Celsus, On Medicine, 1.2.6.
Getting out in the open air, then, was considered good for you not just when you were a teenager stinking out your room and annoying your parents, but even two thousand years ago.
However, this line of thinking only really works if Rome was a particularly unhealthy place…
Of course, any city is one that has an awful lot of people in, and an awful lot of people make for an awfully unhealthy place. And so, Seneca, writing in the mid-first century CE, tells his friend Lucilius that:
As soon as I escaped from the oppressive atmosphere of the city, and from that awful odour of reeking kitchens which, when in use, pour forth a ruinous mess of steam and soot, I perceived at once that my health was mending.
Seneca, Letters to Lucilius 104.6
Although Seneca is maybe the grumpiest source on this matter, plenty of other writers also comment on the noise and the smoke within the city. Rome, clearly, could be quite unpleasant. But how would a green space, as recommended by Vitruvius, help here? Would a walk in one actually benefit your health, as Celsus suggests?
Well, it turns out, actually, yes, and not just your physical health.
Green spaces are planted today to clear pollution, whether it is noise, carbon, or exhausts. That eery dead quiet of a deep dark forest is not because there is no noise; it is because the trees and the leaves and the needles are all deadening the sound. The clean, fresh air under an avenue of plane trees is because the leaves are catching pollutants. Inhabitants of big cities today know this all too well. New York’s Central Park, London’s Hyde Park and Hampstead Heath, Singapore’s Gardens by the Bay —all of these green spaces exist in part to interrupt the city.

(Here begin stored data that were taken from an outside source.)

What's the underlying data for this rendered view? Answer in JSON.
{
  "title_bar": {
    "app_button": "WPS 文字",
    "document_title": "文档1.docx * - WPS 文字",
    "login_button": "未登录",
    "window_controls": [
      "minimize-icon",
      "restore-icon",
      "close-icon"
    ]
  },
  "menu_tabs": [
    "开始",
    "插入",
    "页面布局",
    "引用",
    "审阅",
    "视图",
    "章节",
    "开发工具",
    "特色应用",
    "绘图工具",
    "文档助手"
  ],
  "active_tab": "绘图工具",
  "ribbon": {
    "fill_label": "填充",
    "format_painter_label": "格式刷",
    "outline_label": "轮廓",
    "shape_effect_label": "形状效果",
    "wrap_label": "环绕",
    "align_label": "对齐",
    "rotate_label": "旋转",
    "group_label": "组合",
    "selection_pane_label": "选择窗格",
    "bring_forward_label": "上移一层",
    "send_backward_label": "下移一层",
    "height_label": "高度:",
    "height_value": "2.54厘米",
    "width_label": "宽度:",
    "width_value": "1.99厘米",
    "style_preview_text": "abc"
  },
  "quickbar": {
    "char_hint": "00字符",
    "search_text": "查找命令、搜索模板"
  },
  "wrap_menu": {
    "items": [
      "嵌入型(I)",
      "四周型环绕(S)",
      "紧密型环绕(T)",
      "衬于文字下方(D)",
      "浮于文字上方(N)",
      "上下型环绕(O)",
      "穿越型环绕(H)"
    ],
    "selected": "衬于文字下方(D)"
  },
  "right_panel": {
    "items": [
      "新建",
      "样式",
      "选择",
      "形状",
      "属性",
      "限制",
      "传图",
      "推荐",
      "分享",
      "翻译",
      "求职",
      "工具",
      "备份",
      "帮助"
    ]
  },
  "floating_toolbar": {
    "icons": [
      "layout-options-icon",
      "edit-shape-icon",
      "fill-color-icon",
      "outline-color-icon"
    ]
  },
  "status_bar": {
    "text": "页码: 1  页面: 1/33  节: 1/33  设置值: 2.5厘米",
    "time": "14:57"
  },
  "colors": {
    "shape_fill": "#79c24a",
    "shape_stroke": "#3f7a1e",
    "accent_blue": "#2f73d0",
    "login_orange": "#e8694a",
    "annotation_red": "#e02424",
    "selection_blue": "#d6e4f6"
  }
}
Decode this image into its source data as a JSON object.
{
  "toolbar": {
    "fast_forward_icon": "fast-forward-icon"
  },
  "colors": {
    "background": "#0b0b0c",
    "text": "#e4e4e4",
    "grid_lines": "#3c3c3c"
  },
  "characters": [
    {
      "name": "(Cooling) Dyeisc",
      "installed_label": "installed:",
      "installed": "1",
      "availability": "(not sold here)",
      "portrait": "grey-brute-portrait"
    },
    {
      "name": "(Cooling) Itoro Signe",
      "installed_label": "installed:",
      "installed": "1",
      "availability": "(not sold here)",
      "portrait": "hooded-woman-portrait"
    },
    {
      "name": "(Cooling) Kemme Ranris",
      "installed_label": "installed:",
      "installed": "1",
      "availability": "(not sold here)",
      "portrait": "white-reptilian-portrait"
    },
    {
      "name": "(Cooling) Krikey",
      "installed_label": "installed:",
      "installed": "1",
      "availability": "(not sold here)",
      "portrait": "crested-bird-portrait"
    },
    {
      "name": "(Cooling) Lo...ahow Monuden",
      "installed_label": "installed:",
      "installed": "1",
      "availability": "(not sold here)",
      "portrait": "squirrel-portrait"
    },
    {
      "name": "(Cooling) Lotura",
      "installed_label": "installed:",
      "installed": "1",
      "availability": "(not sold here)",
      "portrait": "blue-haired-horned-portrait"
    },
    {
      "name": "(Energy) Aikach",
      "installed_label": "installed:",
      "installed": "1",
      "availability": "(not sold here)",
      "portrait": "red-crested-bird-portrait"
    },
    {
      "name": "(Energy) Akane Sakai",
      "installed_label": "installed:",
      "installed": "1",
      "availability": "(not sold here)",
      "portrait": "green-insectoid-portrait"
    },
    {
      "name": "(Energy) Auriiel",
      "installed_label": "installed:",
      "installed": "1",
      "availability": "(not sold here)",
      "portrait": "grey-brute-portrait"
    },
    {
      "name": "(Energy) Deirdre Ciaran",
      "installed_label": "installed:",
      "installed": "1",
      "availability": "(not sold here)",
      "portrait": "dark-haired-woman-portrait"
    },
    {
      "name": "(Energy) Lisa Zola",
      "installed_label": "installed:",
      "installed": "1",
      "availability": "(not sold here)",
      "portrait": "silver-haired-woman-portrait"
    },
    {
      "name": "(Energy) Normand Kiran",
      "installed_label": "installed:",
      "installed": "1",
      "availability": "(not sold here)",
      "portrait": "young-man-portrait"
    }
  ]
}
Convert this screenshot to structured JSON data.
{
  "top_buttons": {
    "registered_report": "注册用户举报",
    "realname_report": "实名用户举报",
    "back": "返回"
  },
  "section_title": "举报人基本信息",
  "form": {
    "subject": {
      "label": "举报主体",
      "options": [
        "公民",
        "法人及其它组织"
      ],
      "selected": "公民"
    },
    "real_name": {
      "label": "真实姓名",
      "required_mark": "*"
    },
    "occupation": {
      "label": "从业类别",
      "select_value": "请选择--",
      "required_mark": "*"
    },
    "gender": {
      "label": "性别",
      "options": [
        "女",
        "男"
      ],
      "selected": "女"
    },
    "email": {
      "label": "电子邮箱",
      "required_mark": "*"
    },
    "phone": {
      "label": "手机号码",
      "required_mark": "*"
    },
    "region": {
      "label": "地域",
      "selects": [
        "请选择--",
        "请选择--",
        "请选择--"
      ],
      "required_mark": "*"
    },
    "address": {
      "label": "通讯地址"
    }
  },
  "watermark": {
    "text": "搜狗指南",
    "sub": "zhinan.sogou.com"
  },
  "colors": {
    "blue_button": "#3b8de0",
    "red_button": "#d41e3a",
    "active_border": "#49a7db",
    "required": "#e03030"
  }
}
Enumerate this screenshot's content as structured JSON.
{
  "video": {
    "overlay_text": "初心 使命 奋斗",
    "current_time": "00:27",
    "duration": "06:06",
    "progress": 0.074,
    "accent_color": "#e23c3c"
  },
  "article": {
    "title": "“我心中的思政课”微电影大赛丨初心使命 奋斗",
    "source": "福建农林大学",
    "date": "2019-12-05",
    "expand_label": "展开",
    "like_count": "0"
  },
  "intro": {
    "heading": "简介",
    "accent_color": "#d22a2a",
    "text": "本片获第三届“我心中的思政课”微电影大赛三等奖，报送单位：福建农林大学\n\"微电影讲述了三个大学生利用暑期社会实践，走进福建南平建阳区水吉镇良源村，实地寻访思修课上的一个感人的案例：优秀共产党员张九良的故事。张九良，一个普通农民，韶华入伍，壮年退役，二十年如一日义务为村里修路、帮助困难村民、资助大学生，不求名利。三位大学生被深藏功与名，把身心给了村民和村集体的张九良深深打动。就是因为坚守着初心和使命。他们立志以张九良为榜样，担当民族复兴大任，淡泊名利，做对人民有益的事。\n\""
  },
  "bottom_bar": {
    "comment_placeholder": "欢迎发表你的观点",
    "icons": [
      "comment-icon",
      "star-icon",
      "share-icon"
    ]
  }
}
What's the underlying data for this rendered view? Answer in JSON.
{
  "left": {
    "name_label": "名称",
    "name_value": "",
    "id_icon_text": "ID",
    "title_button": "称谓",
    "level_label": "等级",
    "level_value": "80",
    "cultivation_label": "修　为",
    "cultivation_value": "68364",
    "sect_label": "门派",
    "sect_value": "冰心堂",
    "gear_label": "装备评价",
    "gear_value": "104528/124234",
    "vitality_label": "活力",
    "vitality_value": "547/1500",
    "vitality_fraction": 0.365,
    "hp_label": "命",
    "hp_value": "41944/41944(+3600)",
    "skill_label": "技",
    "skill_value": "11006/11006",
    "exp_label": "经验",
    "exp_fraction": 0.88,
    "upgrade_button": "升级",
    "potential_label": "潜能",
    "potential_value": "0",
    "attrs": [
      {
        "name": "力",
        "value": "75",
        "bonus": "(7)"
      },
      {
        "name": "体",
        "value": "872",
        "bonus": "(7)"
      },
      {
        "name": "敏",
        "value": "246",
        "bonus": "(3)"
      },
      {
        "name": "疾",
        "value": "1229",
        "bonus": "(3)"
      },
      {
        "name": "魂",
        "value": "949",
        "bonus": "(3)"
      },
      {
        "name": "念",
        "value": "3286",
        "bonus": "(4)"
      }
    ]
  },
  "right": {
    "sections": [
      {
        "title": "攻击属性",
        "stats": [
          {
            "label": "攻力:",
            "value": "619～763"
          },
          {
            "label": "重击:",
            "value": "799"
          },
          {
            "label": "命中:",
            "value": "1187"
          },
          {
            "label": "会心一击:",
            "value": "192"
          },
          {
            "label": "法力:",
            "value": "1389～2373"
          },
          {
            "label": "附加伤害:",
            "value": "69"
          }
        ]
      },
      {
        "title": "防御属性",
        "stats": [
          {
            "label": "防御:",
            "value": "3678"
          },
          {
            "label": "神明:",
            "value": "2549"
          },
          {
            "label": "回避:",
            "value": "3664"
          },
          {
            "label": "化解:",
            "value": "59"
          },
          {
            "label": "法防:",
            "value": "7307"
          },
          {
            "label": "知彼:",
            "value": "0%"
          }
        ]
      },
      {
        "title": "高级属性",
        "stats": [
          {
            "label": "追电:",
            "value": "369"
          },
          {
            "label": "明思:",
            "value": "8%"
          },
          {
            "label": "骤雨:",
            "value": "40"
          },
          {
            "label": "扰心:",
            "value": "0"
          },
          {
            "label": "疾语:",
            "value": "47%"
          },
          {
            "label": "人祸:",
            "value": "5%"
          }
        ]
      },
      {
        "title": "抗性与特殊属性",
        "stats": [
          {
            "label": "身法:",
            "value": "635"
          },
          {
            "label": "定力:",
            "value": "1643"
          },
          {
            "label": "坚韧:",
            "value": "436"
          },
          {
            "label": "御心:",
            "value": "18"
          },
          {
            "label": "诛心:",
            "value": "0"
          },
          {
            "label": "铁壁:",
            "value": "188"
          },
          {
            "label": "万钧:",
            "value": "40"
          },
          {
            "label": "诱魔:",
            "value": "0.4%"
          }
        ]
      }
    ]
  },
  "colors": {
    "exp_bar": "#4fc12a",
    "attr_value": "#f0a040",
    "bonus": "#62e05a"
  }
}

Bologna, Italy, introduced a tree-planting initiative to reduce pollution from cars, and to provide green spaces for people to use without the negative impact of pollution. Leaves on the right trees can, quite literally, catch pollutants. Pollutants that would cause you to tear up if they got in your eye, or, to use Vitruvius’ wording, would prevent the ‘thick humour from the eyes’.
But it was not just Romans’ physical health that improved as they wandered through these green spaces. Across Rome, gardens and green spaces were interrupted by pools and fountains; and water features are a common compositional element in frescoes depicting gardens. Recent psychological studies have shown that the sound of running water can have a direct impact on mental health, and there is even longer-standing evidence that access to urban green spaces improves your mental health.

So, when you are told to go outside and get some fresh air to help you feel better, or when you see another office worker sigh as they flop onto a park bench, know that this is not just a modern tradition. People across history have benefitted from going outside and getting some fresh air. Even in a city as oppressive, stinking, and sooty as Seneca’s Rome.
Additional Resources:
Baker, P. 2018. Identifying the Connection between Roman Conceptions of ‘Pure Air’ and Physical and Mental Health in Pompeian Gardens (C.150 BC–AD 79): a Multi-Sensory Approach to Ancient Medicine. World Archaeology, 50, 404-417.
Kumpulainen, S., Esmaeilzadeh, S., Pesonen, M., Brazão, C. & Pesola, A. J. 2025. Enhancing Psychophysiological Well-Being Through Nature-Based Soundscapes: An Examination of Heart Rate Variability in a Cross-Over Study. Psychophysiology, 62, e14760.
Nutsford, D., Pearson, A. L. & Kingham, S. 2013. An ecological study investigating the association between access to urban green space and mental health. Public Health, 127, 1005-1011.

Andrew Fox is a Lecturer in Ancient History at the University of Liverpool, UK. He writes about trees in the city of Rome, groves, and natural features in artwork. His next project will take him across the Roman world, tackling questions of how Romans understood and responded to environmental pollution. He is a passably adequate runner, and will complain the entire way through a run in the nearby Peak District. Before eating all the post-run pastries.